In a significant turnaround in the phone hacking saga, Sean Hoare - who first blew the whistle that the now defunct News of the World editor, Andy Coulson, encouraged phone hacking -- was found dead.
The 47-year-old former reporter's body was found early Monday at his home in Watford, north of London.
The death comes as Rupert Murdoch and son James are expected face a grilling from lawmakers Tuesday over the phone hacking scandal. Meanwhile, Independent Police Complaints Commission (IPCC) would also look in to the matter.
Commissioner Deborah Glass said she has received a number of referrals from the Metropolitan Police Authority, including over the conduct of the Met Commissioner in carrying overall responsibility for the investigation into phone hacking.
Meanwhile, the death of Hoare is significant in that he is seen as a key figure in the recent phone hacking scandal and was expected by many to shed light on the extent and depth of the allegations.
According to the police, the death is unexplained, but not thought to be suspicious.
The ex-journalist was paranoid, worried about being watched and feared that someone would come to get him, UK's Mirror reported citing a neighbor.
The sudden and mysterious death of Hoare turned out as a grim coincidence at a time when the phone hacking scandal is escalating every day.
Hoare's death may complicate the phone hacking scandal further as he was the key witness in the case, whose high profile victims included Metropolitan Police Commissioner Sir Paul Stephenson, assistant commissioner John Yates and Rebekah Brooks, a former editor of the tabloid and the CEO of News International.
The police stated that the death is not suspicious, but it would not stop conspiracy theorists flooding the web with claims that he had become the latest victim of the 'dark arts'.
Journalist Simon Ricketts tweeted the following: Sean had his problems, without doubt, but I truly believe he was a victim of that culture.

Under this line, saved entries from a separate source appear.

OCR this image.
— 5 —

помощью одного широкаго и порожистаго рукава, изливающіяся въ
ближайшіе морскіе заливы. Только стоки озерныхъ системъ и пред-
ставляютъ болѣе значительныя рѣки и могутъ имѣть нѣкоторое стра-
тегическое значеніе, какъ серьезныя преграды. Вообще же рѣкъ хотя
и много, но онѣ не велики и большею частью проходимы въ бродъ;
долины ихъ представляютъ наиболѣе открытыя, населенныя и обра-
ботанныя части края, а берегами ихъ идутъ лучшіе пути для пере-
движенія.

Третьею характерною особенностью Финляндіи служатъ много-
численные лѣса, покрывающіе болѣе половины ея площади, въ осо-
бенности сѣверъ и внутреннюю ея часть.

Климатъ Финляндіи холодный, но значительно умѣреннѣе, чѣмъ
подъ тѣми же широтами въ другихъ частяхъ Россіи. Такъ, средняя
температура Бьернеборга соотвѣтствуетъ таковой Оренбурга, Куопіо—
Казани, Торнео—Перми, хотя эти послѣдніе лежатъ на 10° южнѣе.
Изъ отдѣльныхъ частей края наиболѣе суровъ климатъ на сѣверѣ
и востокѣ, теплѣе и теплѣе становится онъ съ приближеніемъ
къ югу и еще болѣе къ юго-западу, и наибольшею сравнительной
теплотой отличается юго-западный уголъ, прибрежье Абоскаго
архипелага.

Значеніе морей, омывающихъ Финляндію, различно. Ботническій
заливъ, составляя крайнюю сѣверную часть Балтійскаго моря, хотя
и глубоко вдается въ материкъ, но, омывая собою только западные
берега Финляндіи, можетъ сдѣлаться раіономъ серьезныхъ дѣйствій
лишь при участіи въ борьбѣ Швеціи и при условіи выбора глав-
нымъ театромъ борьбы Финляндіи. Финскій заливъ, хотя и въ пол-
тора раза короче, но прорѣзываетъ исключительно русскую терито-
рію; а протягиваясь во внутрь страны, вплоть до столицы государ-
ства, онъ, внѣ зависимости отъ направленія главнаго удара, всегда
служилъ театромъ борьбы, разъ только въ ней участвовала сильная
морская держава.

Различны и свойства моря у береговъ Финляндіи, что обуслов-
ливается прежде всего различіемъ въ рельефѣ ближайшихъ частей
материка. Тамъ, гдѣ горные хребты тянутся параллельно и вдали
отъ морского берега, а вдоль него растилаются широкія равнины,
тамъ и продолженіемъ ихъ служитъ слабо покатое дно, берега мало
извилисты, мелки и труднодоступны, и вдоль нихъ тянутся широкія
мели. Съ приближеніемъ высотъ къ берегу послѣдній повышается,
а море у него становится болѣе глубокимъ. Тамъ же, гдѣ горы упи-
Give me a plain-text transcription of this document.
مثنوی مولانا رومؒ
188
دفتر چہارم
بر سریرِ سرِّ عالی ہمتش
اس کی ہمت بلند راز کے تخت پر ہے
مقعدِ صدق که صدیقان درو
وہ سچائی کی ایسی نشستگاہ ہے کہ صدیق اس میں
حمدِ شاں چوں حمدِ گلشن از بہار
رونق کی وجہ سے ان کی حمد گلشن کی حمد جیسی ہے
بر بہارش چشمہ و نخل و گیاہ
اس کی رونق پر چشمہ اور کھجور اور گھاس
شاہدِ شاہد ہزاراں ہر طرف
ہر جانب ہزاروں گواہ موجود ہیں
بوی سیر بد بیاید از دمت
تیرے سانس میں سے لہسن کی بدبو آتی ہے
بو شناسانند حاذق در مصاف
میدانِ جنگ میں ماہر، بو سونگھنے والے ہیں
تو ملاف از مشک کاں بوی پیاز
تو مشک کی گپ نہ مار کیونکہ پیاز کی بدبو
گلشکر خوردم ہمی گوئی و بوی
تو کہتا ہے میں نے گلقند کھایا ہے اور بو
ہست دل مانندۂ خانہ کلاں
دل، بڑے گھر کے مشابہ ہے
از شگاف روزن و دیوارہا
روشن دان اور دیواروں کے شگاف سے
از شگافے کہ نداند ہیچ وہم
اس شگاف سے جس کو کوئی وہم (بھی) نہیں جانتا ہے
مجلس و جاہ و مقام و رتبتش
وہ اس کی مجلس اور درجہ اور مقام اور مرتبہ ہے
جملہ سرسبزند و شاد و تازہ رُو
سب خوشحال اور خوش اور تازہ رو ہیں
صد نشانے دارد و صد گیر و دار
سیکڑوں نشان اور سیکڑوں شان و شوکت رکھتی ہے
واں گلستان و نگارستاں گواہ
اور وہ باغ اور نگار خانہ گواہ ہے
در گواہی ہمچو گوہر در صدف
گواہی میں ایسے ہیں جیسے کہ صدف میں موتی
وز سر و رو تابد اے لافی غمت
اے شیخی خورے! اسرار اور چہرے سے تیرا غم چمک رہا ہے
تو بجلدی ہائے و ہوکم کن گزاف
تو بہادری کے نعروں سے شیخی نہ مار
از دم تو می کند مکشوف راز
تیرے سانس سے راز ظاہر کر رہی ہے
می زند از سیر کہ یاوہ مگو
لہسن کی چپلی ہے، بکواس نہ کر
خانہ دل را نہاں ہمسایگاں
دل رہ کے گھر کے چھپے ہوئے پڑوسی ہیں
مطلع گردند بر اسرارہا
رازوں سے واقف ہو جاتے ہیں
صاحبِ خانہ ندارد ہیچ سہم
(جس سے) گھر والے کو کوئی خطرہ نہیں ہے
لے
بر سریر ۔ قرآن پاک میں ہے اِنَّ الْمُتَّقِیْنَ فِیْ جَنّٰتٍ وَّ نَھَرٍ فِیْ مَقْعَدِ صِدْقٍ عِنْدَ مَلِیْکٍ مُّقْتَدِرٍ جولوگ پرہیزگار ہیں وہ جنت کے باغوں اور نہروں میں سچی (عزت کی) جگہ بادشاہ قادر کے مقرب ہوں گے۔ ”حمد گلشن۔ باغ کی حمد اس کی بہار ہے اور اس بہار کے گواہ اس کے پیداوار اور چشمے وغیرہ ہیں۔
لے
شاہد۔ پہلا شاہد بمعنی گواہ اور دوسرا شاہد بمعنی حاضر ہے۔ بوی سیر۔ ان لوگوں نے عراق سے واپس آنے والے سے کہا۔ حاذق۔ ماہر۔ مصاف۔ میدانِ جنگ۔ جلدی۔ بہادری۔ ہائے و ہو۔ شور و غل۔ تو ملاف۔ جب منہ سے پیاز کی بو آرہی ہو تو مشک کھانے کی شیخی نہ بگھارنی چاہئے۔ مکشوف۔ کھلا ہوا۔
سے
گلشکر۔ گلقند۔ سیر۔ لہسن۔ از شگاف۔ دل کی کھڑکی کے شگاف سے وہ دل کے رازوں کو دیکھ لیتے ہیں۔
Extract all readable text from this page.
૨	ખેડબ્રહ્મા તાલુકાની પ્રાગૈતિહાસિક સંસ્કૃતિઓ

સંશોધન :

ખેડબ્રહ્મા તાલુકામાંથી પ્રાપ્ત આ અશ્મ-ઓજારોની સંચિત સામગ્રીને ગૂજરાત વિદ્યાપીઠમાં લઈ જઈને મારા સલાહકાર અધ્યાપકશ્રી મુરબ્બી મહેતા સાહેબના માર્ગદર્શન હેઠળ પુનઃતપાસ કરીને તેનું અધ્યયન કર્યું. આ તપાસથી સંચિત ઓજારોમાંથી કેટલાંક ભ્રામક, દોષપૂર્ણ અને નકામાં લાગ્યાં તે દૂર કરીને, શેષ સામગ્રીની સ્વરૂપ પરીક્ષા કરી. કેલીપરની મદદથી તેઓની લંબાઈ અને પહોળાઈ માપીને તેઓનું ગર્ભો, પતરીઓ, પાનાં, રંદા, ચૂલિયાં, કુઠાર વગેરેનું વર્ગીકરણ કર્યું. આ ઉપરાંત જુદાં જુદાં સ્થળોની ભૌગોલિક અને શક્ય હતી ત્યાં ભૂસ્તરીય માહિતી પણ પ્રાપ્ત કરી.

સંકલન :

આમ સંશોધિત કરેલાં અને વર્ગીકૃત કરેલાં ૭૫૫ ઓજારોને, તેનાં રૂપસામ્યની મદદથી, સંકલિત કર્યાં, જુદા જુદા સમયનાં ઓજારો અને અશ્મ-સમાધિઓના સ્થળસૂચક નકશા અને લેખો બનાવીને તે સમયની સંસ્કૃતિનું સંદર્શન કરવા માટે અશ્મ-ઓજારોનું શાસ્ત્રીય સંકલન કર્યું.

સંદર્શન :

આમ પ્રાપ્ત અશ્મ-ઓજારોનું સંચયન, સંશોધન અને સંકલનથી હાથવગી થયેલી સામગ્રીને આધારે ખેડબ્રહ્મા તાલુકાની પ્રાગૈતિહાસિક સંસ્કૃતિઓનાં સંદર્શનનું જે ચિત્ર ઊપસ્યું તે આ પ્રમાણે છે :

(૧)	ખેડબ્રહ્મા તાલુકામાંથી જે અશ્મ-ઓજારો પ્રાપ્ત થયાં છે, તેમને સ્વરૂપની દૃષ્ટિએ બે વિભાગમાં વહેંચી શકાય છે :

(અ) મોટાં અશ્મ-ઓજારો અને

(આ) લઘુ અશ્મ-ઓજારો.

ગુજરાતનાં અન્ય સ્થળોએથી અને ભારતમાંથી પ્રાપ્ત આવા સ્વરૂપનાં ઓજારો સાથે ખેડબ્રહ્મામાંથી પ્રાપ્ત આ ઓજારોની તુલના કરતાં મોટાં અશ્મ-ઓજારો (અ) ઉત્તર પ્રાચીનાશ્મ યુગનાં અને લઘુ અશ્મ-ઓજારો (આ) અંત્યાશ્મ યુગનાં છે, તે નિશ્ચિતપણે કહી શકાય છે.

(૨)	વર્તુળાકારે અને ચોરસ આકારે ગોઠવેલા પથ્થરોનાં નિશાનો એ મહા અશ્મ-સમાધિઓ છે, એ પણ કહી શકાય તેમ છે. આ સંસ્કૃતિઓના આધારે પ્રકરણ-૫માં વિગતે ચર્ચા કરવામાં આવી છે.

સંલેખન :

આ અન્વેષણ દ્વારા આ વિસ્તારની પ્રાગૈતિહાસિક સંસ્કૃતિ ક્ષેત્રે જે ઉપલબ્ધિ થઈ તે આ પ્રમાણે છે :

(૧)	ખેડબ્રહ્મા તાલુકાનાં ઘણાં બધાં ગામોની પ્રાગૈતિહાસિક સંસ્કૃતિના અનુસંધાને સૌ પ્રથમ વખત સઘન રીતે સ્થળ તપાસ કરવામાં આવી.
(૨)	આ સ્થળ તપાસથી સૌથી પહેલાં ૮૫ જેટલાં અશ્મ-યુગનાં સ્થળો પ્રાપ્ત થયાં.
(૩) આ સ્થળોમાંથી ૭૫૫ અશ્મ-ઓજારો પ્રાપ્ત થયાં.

Ricketts said, I shall raise a glass or 12 tonight to him.
Paul @TheSwamps tweeted: Does anyone think Sean Hoare's death was innocent? Dr Kelly anyone? Funny how people die just after they lift the lid on people's wrong doing
Journalist Ana Lopez tweeted: I don't get how death of Sean Hoare is not being treated as suspicious by police.
Green activist Jenny Jones tweeted: I'm not a conspiracy theorist, but if I were, I'd consider the death of Sean Hoare at this precise moment as v v v suspicious.
Nicola Kate tweeted: Although police say Sean Hoare's death not suspicious, I've seen enough 24 to know there's usually s'thing else going on. Who's gone rogue??
Hoare was a British entertainment journalist. He contributed to articles on showbiz, from actors to reality television stars. He was a trainee reporter in the 1980s for the Watford Observer and later joined News of the World and The Sun.
Hoare had claimed in a New York Times article that News of the World's former editor Andy Coulson had knowledge of the phone hacking while he was at the helm of affairs at the paper.
Hoare had made damning revelations about the phone hacking culture at the newspaper last year. He had said hacking was endemic in the tabloid and that the editors knew about this practise. He had given much-discussed interviews to BBC and the New York Times.
He was well aware that the practice exists. To deny it is a lie, simply a lie, Hoare told to BBC Radio 4's PM programme
Hoare, who was once a close aide of Coulson, had been an employee of The Sun before being sacked for drink and drug problems.
In 2006, Hoare was honored with a Shafta Award, an award given for tabloid journalism, for his scoop on David and Victoria Beckham's purchase of an island off the Essex coast.